The United States ambassador to the United Kingdom (known formally as the ambassador of the United States to the Court of St James's) is the official representative of the president of the United States and the American government to the monarch and government of the United Kingdom. The position is held by Jane D. Hartley, who presented her credentials to Queen Elizabeth II on July 19, 2022.

The position is regarded as one of the most prestigious posts in the United States Foreign Service due to the "Special Relationship" between the United States and United Kingdom. The ambassadorship has been held by various notable politicians, including five who would later become presidents: John Adams, James Monroe, John Quincy Adams, Martin Van Buren and James Buchanan. However, the modern tendency of American presidents (of both parties) is to appoint keen political fundraisers from previous presidential campaigns, despite the importance and prestige of the office.

The ambassador and executive staff work at the American Embassy in Nine Elms, London. The official residence of the ambassador is Winfield House in Regent's Park.

Duties 
The ambassador's main duty is to present US policies to the government of the United Kingdom and its people, as well as report British policies and views to the federal government of the United States. The ambassador serves as a primary channel of communication between the two nations and plays an important role in treaty negotiations.

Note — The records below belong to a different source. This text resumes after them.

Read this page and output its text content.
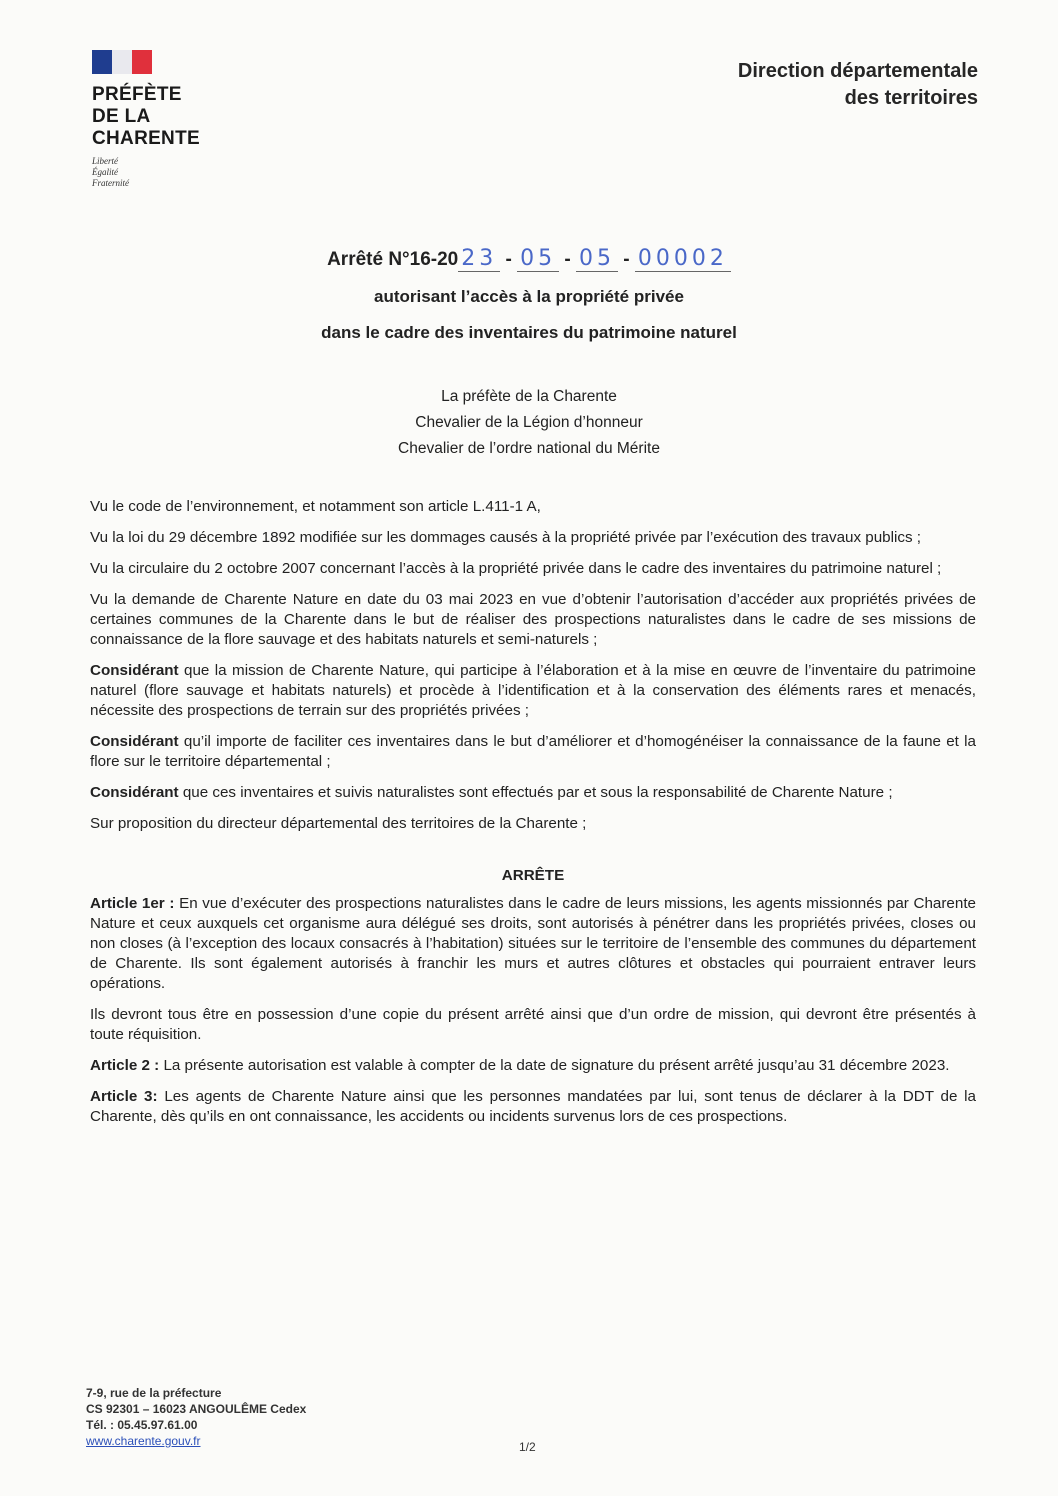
PRÉFÈTE
DE LA
CHARENTE
Liberté
Égalité
Fraternité
Direction départementale
des territoires
Arrêté N°16-20 23 - 05 - 05 - 00002
autorisant l’accès à la propriété privée
dans le cadre des inventaires du patrimoine naturel
La préfète de la Charente
Chevalier de la Légion d’honneur
Chevalier de l’ordre national du Mérite

Vu le code de l’environnement, et notamment son article L.411-1 A,

Vu la loi du 29 décembre 1892 modifiée sur les dommages causés à la propriété privée par l’exécution des travaux publics ;

Vu la circulaire du 2 octobre 2007 concernant l’accès à la propriété privée dans le cadre des inventaires du patrimoine naturel ;

Vu la demande de Charente Nature en date du 03 mai 2023 en vue d’obtenir l’autorisation d’accéder aux propriétés privées de certaines communes de la Charente dans le but de réaliser des prospections naturalistes dans le cadre de ses missions de connaissance de la flore sauvage et des habitats naturels et semi-naturels ;

Considérant que la mission de Charente Nature, qui participe à l’élaboration et à la mise en œuvre de l’inventaire du patrimoine naturel (flore sauvage et habitats naturels) et procède à l’identification et à la conservation des éléments rares et menacés, nécessite des prospections de terrain sur des propriétés privées ;

Considérant qu’il importe de faciliter ces inventaires dans le but d’améliorer et d’homogénéiser la connaissance de la faune et la flore sur le territoire départemental ;

Considérant que ces inventaires et suivis naturalistes sont effectués par et sous la responsabilité de Charente Nature ;

Sur proposition du directeur départemental des territoires de la Charente ;

ARRÊTE

Article 1er : En vue d’exécuter des prospections naturalistes dans le cadre de leurs missions, les agents missionnés par Charente Nature et ceux auxquels cet organisme aura délégué ses droits, sont autorisés à pénétrer dans les propriétés privées, closes ou non closes (à l’exception des locaux consacrés à l’habitation) situées sur le territoire de l’ensemble des communes du département de Charente. Ils sont également autorisés à franchir les murs et autres clôtures et obstacles qui pourraient entraver leurs opérations.

Ils devront tous être en possession d’une copie du présent arrêté ainsi que d’un ordre de mission, qui devront être présentés à toute réquisition.

Article 2 : La présente autorisation est valable à compter de la date de signature du présent arrêté jusqu’au 31 décembre 2023.

Article 3: Les agents de Charente Nature ainsi que les personnes mandatées par lui, sont tenus de déclarer à la DDT de la Charente, dès qu’ils en ont connaissance, les accidents ou incidents survenus lors de ces prospections.

7-9, rue de la préfecture
CS 92301 – 16023 ANGOULÊME Cedex
Tél. : 05.45.97.61.00
www.charente.gouv.fr	1/2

The ambassador is the head of the United States' consular service in the United Kingdom. As well as directing diplomatic activity in support of trade, the ambassador is ultimately responsible for visa services and for the provision of consular support to American citizens in the UK and oversees cultural relations between the two countries.

List of US chiefs of mission to the Court of St James's

Ministers (1785–1811) 

 Independent 

 Democratic-Republican 

 Democrat 

 Whig

 Republican

John Adams is referred to as the first "ambassador".  He is also referred to as the first "minister plenipotentiary".  Plenipotentiary means "having full power"; a minister that has power to act for their country in all matters.

Ministers (1815–1893) 

Diplomatic relations with Great Britain were restored after the War of 1812. The Congress of Vienna (1815) established a uniform system of diplomatic rank.  Under that system, the highest rank of "ambassador" was a personal representative of a sovereign, and the next rank of "minister", represented a government.  As a republic, the United States maintained diplomatic relations with Great Britain at the rank of Envoy Extraordinary and Minister Plenipotentiary. The rank was colloquially known as Minister, and the position continued to be referred to as "United States Minister to Great Britain".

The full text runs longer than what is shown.